The Supreme Court has granted certiorari in Milavetz, Gallop & Milavetz, P.A. v. United United States, 541 F.3d 785 (8th Cir. 2008), cert granted, 2009 U.S. LEXIS 4277 (6/8/09). The Milavetz case held that the provision in BAPCPA preventing attorneys from advising debtors to incur debt in contemplation of bankruptcy was an unconstitutional restriction on the right to free speech under the First Amendment. Although it is not in direct conflict, the Fifth Circuit took a somewhat different tack on this issue, finding that the statute was not facially overbroad and reserving the issue of whether it could be overbroad as applied in a specific case. Hersh v. United States, 553 F.2d 743 (5th Cir. 2008). Thus, the Eighth Circuit said that the statute was unconstitutional on its face, while the Fifth Circuit held that a constitutional challenge would have to wait until there was an actual case where an attorney was punished for providing advice contrary to the statute.

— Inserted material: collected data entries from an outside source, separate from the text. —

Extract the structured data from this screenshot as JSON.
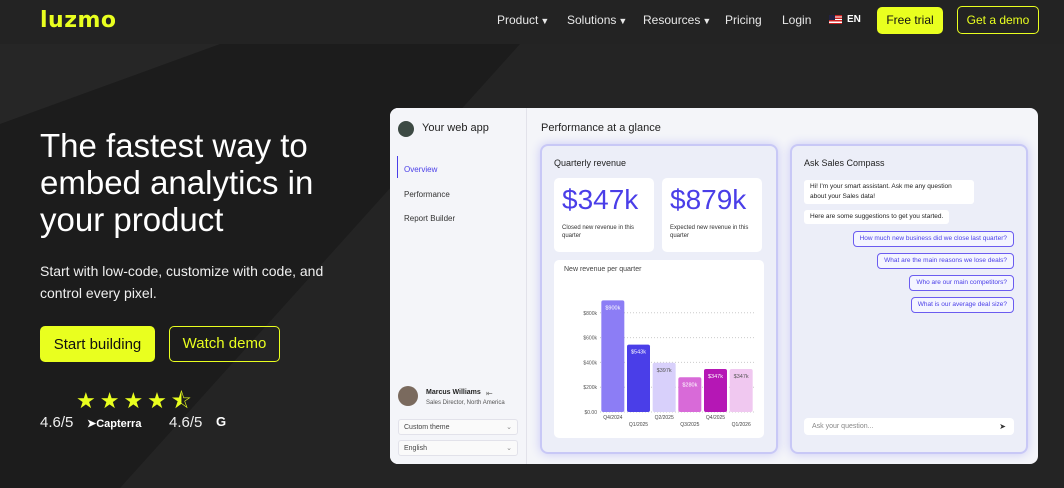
{
  "brand": {
    "logo": "luzmo",
    "accent": "#e9ff1f"
  },
  "nav": {
    "items": [
      {
        "label": "Product",
        "dropdown": true
      },
      {
        "label": "Solutions",
        "dropdown": true
      },
      {
        "label": "Resources",
        "dropdown": true
      },
      {
        "label": "Pricing",
        "dropdown": false
      },
      {
        "label": "Login",
        "dropdown": false
      }
    ],
    "language": "EN",
    "free_trial": "Free trial",
    "get_demo": "Get a demo"
  },
  "hero": {
    "title": "The fastest way to embed analytics in your product",
    "subtitle": "Start with low-code, customize with code, and control every pixel.",
    "start_building": "Start building",
    "watch_demo": "Watch demo",
    "stars": "★★★★⯪",
    "rating_capterra": "4.6/5",
    "capterra_label": "Capterra",
    "rating_g2": "4.6/5",
    "g2_label": "G"
  },
  "app": {
    "title": "Your web app",
    "sidebar": [
      "Overview",
      "Performance",
      "Report Builder"
    ],
    "user": {
      "name": "Marcus Williams",
      "role": "Sales Director, North America"
    },
    "theme_select": "Custom theme",
    "language_select": "English",
    "main_title": "Performance at a glance",
    "revenue_panel": {
      "title": "Quarterly revenue",
      "kpi1": {
        "value": "$347k",
        "label": "Closed new revenue in this quarter"
      },
      "kpi2": {
        "value": "$879k",
        "label": "Expected new revenue in this quarter"
      }
    },
    "compass": {
      "title": "Ask Sales Compass",
      "intro": "Hi! I'm your smart assistant. Ask me any question about your Sales data!",
      "intro2": "Here are some suggestions to get you started.",
      "suggestions": [
        "How much new business did we close last quarter?",
        "What are the main reasons we lose deals?",
        "Who are our main competitors?",
        "What is our average deal size?"
      ],
      "placeholder": "Ask your question..."
    }
  },
  "chart_data": {
    "type": "bar",
    "title": "New revenue per quarter",
    "categories": [
      "Q4/2024",
      "Q1/2025",
      "Q2/2025",
      "Q3/2025",
      "Q4/2025",
      "Q1/2026"
    ],
    "values": [
      900,
      543,
      397,
      280,
      347,
      347
    ],
    "data_labels": [
      "$900k",
      "$543k",
      "$397k",
      "$280k",
      "$347k",
      "$347k"
    ],
    "colors": [
      "#8c7df5",
      "#4a3ee8",
      "#d8d0fb",
      "#d86ad8",
      "#b517b5",
      "#f0c8f0"
    ],
    "label_colors": [
      "#ffffff",
      "#ffffff",
      "#555555",
      "#ffffff",
      "#ffffff",
      "#555555"
    ],
    "y_ticks": [
      "$0.00",
      "$200k",
      "$400k",
      "$600k",
      "$800k"
    ],
    "ylim": [
      0,
      1000
    ],
    "grid": true
  }
}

Milavetz also had two other rulings, finding that attorneys were Debt Relief Agencies and finding that the mandatory disclosures (i.e., "We a Debt Relief Agency") was constitutional. Most courts have agreed with these conclusions.
Milavetz had one interesting sidenote. The Commercial Law League of America, a professional group, which represents the interests of creditors, filed an amicus brief in support of the plaintiffs' position. Thus, this is a case where a creditor's trade group spoke up for the speech rights of debtor's lawyers.
The order granting certiorari did not limit itself, so that it appear that the Supreme Court will take up all three issues.